First, with this move, the United States openly reclassified itself not as a producer, but as a consumer of oil – and it made it clear that it was not happy with the high prices and limited supply. . Of course, the US government has long had an influence in determining what goes on in the oil market. Since the mid-2010s (if not earlier), however, he was seen more as a producer, not a consumer. Indeed, even when Biden’s predecessor, former President Donald Trump, expressed dissatisfaction with OPEC + measures to tighten production quotas or criticized the cartel’s short-lived price war in 2020, OPEC + countries continued to perceive the United States primarily as an oil producer.
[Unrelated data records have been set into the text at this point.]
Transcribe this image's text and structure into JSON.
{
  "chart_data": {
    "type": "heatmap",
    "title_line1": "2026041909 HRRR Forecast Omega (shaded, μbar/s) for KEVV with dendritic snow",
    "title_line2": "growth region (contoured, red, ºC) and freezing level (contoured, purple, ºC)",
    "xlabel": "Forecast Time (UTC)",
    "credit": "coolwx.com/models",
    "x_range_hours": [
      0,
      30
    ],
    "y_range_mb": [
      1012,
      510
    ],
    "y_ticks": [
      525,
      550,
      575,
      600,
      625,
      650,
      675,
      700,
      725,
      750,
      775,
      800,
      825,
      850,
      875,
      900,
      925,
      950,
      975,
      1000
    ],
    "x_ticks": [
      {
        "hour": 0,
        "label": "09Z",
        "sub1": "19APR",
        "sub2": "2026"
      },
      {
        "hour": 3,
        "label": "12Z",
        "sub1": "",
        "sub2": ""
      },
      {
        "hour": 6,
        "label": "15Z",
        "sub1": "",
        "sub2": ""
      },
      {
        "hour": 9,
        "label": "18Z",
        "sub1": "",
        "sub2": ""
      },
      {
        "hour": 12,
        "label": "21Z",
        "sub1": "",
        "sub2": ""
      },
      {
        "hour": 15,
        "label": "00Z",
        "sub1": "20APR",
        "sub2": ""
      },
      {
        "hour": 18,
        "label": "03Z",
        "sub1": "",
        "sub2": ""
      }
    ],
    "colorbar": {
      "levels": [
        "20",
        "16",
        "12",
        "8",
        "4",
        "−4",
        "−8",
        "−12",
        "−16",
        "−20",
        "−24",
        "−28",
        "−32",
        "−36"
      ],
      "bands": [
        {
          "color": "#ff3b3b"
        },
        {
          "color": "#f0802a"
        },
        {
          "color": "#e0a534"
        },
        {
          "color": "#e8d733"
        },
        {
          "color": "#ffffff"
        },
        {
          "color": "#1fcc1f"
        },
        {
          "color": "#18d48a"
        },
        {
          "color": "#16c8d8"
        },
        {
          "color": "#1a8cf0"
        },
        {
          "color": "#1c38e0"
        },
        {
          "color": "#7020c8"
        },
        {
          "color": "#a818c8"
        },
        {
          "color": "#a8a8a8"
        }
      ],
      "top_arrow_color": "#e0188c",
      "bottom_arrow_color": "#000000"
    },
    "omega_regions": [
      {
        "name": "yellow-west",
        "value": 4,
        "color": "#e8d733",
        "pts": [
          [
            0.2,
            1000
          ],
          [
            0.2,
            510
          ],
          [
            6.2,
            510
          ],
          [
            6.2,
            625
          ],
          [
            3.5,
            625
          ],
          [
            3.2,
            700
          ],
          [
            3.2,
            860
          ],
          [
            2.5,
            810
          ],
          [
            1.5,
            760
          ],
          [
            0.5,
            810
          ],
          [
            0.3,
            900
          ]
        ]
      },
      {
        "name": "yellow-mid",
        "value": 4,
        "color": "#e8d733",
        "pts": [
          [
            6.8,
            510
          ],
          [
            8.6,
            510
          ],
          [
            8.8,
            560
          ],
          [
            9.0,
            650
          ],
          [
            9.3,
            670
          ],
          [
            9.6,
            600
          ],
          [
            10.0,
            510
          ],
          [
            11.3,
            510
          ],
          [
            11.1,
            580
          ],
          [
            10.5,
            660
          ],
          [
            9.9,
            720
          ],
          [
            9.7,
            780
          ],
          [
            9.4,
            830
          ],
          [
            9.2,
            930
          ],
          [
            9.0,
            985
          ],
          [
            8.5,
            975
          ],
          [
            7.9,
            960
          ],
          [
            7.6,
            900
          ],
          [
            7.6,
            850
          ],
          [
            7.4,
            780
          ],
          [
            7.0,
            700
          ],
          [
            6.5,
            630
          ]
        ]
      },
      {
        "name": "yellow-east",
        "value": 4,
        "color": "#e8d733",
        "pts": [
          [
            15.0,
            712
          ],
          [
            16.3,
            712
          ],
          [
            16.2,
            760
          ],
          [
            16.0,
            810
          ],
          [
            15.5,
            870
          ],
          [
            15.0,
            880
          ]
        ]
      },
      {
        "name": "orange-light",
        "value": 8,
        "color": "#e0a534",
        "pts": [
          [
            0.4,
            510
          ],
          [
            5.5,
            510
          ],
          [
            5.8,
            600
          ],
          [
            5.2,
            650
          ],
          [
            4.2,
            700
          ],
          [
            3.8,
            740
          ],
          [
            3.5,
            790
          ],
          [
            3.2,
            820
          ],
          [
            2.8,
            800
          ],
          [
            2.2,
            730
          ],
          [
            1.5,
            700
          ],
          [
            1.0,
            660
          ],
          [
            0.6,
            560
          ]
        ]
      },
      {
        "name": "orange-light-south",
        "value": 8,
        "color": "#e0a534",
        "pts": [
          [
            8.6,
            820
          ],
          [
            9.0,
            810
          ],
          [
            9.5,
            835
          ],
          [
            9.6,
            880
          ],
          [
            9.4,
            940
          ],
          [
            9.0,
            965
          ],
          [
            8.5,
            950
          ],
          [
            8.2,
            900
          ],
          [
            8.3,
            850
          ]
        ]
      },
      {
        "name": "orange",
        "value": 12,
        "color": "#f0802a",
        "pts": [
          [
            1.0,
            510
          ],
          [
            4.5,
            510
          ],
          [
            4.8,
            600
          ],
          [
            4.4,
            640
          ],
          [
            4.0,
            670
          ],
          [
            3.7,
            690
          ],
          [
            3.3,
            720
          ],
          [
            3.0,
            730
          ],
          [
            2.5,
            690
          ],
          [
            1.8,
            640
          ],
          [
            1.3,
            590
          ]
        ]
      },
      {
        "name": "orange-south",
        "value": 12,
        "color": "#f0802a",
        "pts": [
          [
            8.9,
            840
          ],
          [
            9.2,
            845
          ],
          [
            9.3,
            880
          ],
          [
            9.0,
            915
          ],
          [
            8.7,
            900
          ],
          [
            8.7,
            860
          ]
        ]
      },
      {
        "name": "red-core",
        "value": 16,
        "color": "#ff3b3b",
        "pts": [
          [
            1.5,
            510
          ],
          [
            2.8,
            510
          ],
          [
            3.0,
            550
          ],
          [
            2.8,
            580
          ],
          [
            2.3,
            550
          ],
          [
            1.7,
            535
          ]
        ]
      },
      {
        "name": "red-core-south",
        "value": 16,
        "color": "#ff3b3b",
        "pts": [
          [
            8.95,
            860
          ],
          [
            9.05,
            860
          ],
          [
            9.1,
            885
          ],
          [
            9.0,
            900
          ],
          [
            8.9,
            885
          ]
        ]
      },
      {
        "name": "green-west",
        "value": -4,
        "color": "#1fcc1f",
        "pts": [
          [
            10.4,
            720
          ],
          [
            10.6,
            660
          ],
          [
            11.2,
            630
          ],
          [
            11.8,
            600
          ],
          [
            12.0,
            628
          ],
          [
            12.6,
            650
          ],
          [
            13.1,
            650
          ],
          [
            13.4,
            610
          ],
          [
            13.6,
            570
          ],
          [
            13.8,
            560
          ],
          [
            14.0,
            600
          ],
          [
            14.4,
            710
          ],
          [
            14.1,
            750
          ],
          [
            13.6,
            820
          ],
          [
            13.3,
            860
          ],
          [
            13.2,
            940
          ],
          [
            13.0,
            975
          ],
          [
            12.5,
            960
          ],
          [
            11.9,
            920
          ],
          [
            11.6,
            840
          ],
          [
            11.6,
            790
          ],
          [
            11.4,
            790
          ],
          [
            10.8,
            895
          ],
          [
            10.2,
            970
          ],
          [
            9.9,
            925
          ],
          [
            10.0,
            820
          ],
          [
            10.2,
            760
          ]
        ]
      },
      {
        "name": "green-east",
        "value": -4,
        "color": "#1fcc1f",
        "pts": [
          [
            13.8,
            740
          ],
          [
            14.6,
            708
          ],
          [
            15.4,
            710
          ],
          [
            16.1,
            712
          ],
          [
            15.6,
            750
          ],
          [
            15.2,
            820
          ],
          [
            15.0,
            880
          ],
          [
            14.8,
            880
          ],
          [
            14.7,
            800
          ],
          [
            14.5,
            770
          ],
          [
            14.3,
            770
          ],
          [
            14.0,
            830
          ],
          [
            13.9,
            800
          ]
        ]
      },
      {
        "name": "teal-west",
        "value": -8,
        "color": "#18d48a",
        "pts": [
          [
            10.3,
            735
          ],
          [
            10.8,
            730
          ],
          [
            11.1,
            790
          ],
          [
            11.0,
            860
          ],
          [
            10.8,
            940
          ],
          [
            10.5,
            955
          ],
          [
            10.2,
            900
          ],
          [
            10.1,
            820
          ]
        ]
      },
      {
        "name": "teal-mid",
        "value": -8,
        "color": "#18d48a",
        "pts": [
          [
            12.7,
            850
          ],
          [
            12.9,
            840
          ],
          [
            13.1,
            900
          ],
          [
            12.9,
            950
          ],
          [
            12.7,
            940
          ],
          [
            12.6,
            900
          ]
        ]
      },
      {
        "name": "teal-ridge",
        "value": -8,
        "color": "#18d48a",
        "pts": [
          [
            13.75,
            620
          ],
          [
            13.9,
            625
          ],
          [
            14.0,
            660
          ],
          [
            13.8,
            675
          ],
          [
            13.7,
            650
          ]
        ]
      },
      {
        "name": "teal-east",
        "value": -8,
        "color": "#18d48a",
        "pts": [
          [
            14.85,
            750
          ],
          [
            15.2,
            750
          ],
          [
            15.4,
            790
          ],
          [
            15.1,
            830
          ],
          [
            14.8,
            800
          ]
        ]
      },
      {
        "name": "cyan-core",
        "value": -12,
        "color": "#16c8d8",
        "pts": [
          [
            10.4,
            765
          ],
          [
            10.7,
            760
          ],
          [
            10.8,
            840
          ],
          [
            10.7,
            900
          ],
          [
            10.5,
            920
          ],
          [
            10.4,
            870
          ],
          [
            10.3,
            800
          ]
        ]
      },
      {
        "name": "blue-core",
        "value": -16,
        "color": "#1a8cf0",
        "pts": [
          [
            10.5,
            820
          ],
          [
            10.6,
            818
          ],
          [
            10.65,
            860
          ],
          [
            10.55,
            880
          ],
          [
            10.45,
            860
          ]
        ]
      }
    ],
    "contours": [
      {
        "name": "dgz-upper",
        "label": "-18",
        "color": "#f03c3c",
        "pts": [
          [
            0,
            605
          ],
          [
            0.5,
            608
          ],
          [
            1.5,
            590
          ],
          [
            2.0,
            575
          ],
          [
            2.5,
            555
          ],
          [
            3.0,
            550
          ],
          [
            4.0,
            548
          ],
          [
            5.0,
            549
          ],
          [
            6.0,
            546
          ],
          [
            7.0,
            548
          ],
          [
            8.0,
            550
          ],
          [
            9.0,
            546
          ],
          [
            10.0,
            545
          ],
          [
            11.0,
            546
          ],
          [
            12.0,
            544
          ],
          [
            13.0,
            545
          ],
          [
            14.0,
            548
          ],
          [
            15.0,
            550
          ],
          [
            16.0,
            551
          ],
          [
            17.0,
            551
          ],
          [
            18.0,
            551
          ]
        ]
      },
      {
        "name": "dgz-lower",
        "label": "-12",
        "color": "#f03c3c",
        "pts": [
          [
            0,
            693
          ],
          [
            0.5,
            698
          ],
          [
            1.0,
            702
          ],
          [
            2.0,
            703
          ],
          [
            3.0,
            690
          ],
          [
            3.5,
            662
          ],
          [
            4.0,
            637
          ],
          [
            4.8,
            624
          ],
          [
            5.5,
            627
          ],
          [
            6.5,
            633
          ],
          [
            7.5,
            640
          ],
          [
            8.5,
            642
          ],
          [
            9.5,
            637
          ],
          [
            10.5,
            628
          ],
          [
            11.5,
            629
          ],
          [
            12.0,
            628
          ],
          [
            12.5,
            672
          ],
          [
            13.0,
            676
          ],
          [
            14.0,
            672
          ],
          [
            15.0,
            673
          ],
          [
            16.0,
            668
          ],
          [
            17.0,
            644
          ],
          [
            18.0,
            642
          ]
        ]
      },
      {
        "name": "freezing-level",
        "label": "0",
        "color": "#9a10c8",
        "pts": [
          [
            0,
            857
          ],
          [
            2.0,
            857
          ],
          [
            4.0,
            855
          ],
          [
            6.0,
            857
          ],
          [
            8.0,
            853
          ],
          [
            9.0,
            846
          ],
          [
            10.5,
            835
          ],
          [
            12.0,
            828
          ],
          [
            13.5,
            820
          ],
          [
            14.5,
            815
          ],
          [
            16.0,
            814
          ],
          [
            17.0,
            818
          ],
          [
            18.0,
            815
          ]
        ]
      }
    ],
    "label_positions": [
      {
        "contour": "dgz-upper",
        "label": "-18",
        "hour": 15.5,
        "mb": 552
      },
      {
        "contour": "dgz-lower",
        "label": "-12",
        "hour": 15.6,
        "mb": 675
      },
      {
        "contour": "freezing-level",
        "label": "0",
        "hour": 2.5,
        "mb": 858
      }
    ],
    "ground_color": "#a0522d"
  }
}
The United States began to behave more like a consumer than a producer for the first time earlier this year, when despite rising prices, its domestic shale producers abandoned their policy of pumping so much oil as possible in favor of a more growth approach to production. The current administration has done its best to encourage greater growth in domestic shale oil production, but has failed to change the minds of producers. By deciding to release significant reserves to lower prices, the Biden administration has made it clear that it supports the new position of the domestic industry and that it is now ready to act as a defender of consumer interests.
What made Biden’s decision to release reserves even more important was the fact that it was backed by several other world powers. Despite existing political tensions, the United States has succeeded in uniting a group of influential oil consumers who have long struggled alone against OPEC + production limits and the resulting price hikes. China, for example, sold off some of its own resets in the fall of this year, and India, Japan and South Korea have also recently expressed similar intentions. None of these Asian countries had used their oil reserves for such a global and coordinated price war in the past.
Not a war – yet
Of course, Biden’s decision on November 23 was not an outright declaration of war, but a demonstration of the newly acquired ability of consumers to affect the market. By its magnitude, the total volume of oil planned to be released from reserves does not exceed daily global demand (however, to balance it, OPEC + would have to abandon the increase in oil quotas for a while. production). In addition, the exit of the additional barrels will be phased, and a significant part of them should be returned by the sellers to the American reserve. There also remain questions about the commitment of the US’s Asian partners to release their reserves (so far only Japan has fully confirmed that it will take the step).
Nonetheless, for OPEC members, and in particular for the Gulf monarchies, the warning issued by their Asian consumers was significant. Considering the major role that Asia is expected to play in the future of the oil market, nurturing long-term positive relations with Asian powers will likely be essential for Saudi Arabia, UAE, Iraq, Kuwait and, potentially, Iran’s ability to maintain their positions in the oil market during this unstable period of energy transition.
As a result of all this, on December 2, OPEC + did not dare to freeze its production volume. Instead, he chose to give in – albeit cautiously – to consumer pressure. This means that we are now witnessing a new reality of the oil market, where producers are forced to take into consideration the wishes and interests of consumers.
The opinions expressed in this article are those of the author and do not necessarily reflect the editorial position of Al Jazeera.